Why Programmatic Advertising is Important for Publishers

With the right tools, programmatic advertising protects publishers, can keep their readers in mind and host ads that are relevant to them. They can also access deals that bring them higher revenues and maximise revenue through different types of bidding, such as header bidding and exchange bidding.

For publishers, the benefits of programmatic advertising include:

  • Simplicity - programmatic advertising makes it so much simpler to sell advertising space. Publishers are able to optimise their ad sales with automation tools that reduce the time investment required to find advertisers.
  • Communication - publishers can communicate and collaborate with advertisers with ease, ensuring both the publisher and the advertiser benefit.
  • Relevancy - when visitors come to a publisher's site, they will be served with ads that are relevant to them because they are part of the target audience of the advertiser. Programmatic advertising gives you demand to access to a range of publishers, removing the need for back-and-forth phone calls, emails, or other slow forms of negotiation.
  • Efficiency - it can lower costs and raise margins for publishers, helping them to earn more from their available ad space.

Digital Advertising vs Programmatic Advertising

While digital advertising hopes to have a wide reach and find the correct audience, programmatic advertising uses precise targeting tactics to segment the audience with real data.

Programmatic advertising combines the best elements of tech advancements and human knowledge and expertise to make it easier to buy, place, and optimise ads.

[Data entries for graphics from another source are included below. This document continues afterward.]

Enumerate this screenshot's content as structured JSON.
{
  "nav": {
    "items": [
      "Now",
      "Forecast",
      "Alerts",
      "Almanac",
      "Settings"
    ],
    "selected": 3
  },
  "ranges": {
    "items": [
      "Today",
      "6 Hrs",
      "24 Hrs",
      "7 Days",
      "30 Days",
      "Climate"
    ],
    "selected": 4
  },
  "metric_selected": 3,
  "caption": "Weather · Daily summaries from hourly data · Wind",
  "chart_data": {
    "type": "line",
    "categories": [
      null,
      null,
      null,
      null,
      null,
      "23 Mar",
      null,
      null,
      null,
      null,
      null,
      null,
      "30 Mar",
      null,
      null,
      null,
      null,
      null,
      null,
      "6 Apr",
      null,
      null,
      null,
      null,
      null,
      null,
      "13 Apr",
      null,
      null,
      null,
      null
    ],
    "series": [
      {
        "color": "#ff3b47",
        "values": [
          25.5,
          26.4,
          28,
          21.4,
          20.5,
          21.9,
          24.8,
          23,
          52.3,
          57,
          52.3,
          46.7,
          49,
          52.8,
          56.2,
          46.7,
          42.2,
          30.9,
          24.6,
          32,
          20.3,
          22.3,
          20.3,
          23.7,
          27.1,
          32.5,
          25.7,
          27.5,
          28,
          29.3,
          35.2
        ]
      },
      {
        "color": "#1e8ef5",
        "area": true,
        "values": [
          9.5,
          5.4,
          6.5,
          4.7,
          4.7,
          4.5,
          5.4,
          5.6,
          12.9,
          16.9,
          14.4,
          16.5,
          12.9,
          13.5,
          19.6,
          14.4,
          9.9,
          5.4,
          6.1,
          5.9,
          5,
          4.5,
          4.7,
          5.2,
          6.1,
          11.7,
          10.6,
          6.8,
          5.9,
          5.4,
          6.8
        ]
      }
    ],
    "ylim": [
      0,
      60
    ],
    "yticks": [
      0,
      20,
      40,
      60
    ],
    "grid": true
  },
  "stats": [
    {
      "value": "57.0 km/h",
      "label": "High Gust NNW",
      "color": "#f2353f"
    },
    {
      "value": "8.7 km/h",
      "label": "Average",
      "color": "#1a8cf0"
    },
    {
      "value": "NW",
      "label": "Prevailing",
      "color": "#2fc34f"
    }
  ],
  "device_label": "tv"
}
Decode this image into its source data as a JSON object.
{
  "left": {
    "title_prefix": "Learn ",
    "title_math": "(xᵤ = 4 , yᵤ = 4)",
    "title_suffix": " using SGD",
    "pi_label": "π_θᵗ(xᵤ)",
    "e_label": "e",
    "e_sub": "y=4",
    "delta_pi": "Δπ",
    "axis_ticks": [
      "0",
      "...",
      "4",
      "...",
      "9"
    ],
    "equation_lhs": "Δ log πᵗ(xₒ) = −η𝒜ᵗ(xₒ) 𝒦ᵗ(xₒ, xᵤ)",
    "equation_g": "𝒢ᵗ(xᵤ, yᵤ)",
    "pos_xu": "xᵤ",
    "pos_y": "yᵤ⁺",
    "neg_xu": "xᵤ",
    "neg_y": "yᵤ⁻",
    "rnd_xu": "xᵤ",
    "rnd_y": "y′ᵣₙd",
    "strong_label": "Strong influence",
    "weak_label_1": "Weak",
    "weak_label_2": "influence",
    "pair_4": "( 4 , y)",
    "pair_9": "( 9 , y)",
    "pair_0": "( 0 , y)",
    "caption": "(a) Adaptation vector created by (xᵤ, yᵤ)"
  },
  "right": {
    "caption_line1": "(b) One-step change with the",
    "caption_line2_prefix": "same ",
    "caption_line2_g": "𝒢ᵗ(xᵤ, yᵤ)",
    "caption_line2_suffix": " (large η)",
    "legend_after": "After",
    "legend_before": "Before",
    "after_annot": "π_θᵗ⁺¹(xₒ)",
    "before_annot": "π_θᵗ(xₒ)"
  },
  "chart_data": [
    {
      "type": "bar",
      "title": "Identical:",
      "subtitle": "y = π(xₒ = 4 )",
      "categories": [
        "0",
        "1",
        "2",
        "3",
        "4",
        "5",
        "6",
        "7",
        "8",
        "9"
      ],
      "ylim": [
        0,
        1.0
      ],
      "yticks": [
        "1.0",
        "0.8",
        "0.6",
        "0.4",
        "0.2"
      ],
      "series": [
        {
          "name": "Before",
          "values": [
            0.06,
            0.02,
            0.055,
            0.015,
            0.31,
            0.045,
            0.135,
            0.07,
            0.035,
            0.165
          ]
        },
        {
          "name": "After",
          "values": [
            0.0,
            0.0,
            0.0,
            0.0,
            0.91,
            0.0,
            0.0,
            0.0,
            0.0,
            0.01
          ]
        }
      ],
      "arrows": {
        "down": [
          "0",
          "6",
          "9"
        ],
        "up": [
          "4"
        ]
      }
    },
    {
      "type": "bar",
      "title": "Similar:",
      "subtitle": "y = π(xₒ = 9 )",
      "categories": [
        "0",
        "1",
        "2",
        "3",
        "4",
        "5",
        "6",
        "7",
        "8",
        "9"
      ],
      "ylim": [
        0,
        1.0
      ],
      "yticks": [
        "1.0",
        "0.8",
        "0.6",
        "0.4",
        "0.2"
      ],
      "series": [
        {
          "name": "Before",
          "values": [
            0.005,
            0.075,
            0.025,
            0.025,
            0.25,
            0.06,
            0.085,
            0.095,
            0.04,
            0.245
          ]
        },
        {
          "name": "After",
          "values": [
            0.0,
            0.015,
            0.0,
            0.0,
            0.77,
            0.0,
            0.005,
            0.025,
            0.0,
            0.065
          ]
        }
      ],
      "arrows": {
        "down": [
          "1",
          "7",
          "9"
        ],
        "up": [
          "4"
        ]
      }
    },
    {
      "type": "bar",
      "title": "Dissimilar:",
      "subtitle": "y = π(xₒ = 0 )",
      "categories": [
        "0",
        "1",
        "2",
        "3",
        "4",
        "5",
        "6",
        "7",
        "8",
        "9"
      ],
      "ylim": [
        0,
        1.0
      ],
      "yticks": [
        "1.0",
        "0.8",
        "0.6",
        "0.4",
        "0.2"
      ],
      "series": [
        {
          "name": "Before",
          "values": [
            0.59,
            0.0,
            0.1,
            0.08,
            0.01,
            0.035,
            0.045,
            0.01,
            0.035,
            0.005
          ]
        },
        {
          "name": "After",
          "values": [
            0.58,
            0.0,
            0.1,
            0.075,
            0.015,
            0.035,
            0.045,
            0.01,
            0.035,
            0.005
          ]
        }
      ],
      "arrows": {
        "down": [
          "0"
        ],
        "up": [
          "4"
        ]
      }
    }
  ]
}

Publift's case studies show you some excellent examples of programmatic advertising, plus you can see our broad range of clients too. Take a look at how clients such as Envato and OzBargain have benefited from using programmatic advertising, allowing the publishers to control what appears on their site and optimise their revenue from ads.

Programmatic Advertising Trends

What's next for programmatic advertising?

Technologies such as machine learning and artificial intelligence are having an impact on everything, and programmatic marketing is no different. As well as technology, trends in programmatic advertising are influenced by best practices, changing attitudes, and trends in other areas.

  • Artificial Intelligence (AI) - artificial intelligence and machine learning can be used to find patterns and predict results better in real-time along multiple data points, improving speed, scalability and effective ad placements.
  • Personalisation - customisation makes it possible for advertisers to offer highly relevant and personalised ads to their targeted groups, which is also beneficial for publishers, through dynamic ad experiences with dynamic creative optimisation. is one option for customising advertising.
  • Preventing Ad Fraud - Digital ad fraud is a problem that the marketing industry is battling against. Estimates for the amount of money lost to ad fraud range from US$6.5 billion to US$19 billion, according to eMarketer. There are several solutions being used in programmatic advertising to help prevent fraud, including blockchain and an initiative called ads.txt.